Contradictory results
In some systems, the realized outcome is the exact inverse of the intended outcome. Because of the emphasis on data and quantification, the problem selection system described may conflict with necessary aspects of human intuition and creativity. Similarly, emotional friction can reduce the efficacy of a system in many ways. One is lowering an individual's interest in participating in the system. If the system feels rigid and unnatural, stifling our sense of freedom and curiosity, we may lose any benefits from the efficiency we had hoped to gain.
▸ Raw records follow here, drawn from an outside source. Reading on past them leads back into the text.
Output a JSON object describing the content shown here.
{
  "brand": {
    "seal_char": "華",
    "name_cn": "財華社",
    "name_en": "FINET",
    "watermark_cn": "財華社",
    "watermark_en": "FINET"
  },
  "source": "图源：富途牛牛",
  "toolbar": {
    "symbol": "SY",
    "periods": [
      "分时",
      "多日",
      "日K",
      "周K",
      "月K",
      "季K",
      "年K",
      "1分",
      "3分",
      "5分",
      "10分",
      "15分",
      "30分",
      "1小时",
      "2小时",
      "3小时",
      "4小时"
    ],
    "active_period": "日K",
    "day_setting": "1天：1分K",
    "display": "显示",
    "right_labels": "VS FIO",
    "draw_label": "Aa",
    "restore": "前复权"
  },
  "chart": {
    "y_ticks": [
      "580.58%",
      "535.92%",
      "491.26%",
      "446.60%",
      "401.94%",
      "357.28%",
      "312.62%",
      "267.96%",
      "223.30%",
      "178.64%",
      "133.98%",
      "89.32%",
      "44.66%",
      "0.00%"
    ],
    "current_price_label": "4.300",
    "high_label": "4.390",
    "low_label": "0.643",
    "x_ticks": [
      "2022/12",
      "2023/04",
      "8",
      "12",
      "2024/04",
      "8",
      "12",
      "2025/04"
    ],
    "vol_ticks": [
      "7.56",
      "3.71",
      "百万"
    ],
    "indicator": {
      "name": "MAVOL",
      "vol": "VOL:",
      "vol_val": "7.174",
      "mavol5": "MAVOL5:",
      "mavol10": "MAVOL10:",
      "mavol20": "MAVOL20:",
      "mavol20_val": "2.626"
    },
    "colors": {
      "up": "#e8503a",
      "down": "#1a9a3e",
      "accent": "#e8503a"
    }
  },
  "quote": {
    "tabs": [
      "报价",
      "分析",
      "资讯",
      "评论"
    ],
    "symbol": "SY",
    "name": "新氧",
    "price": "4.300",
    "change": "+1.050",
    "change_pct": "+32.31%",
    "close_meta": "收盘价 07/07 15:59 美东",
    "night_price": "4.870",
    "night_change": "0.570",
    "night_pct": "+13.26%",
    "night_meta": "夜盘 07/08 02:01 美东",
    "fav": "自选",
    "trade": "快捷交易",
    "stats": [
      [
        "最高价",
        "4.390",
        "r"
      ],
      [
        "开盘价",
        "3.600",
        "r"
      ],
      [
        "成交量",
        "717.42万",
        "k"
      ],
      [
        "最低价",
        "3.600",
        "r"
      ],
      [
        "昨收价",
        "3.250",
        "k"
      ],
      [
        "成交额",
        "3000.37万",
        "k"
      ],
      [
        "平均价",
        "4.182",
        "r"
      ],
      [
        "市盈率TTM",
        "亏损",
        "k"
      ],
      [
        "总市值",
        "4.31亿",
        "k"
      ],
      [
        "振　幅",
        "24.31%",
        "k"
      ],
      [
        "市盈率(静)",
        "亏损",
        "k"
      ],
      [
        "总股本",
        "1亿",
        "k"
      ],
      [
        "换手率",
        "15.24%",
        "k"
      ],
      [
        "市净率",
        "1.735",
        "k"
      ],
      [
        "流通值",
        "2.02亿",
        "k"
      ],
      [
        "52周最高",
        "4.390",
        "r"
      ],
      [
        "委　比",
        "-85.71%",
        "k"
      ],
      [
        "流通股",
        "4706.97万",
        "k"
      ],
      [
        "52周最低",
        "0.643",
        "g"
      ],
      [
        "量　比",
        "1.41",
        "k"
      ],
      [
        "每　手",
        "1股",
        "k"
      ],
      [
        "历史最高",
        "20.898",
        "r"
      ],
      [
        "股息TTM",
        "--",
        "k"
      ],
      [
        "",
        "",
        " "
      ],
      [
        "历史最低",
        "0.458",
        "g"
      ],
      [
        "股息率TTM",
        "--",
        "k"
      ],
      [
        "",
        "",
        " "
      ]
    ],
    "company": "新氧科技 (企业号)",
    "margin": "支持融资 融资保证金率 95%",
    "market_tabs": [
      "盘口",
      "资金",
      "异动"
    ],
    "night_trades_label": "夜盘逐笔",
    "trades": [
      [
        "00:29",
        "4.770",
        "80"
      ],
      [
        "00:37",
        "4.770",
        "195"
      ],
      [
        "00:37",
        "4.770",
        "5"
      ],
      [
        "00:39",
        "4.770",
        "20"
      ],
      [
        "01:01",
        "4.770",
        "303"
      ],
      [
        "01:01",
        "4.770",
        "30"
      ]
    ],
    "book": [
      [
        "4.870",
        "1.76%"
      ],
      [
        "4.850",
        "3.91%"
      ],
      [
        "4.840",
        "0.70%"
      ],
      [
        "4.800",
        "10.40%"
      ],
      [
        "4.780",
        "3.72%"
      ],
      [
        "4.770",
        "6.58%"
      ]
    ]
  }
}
Additionally, unexpected discoveries and serendipitous opportunities might be a much larger part of an individual's journey than modern data analytics can model. This reality could manifest through a general reduction in creativity and exploration and a narrowing of social circles that lead to less diverse feedback loops. However, if we struggle with this loss of interest in problem-solving, it may be only a temporary growing pain. We may find that there are optimal problem archetypes for the outcomes we hope to achieve. A long-term problem, such as a career path today, may be best selected with a high probability of success, while shorter-term problems can be more uncertain. There may even be an optimal distribution of problems that a given person can attempt at once. If the system is designed with these concerns in mind, we can lessen the likelihood of these unintended outcomes.
Conclusion
The problem isn't simple, and the solution isn't obvious. Eliminating inefficiencies at such a large scale is an enormous task, and when looking deeply into any problem, many other unnoticed problems begin to appear—all working together to create the pains and struggles that are felt, at some level, every day. However, if we can solve it by creating a robust, accurate, and secure problem selection system, the system could aid in the solution of countless other problems. A society-wide problem selection system has great promise in enhancing individual decision-making, improving problem-solving efficiency, and fostering more effective collaboration. However, the system's successful implementation and usage require addressing privacy concerns, bias, scalability, and many other social considerations. By thoughtfully designing the system with privacy and individual well-being as priorities, we can create a more efficient, well-functioning society where individuals are empowered to tackle problems they are truly capable of solving and make more informed decisions that lead to personal and societal growth. While it may be daunting to introduce even more data into our lives, if used correctly, it could transform the lives of many from good enough to great—from uninspired to exhilarating. So much of what we do is to understand ourselves better. Creating an intuitive and accurate system through socializing problem-solving data in a private and decentralized manner may be the next step in the ever-evolving progression of societal understanding.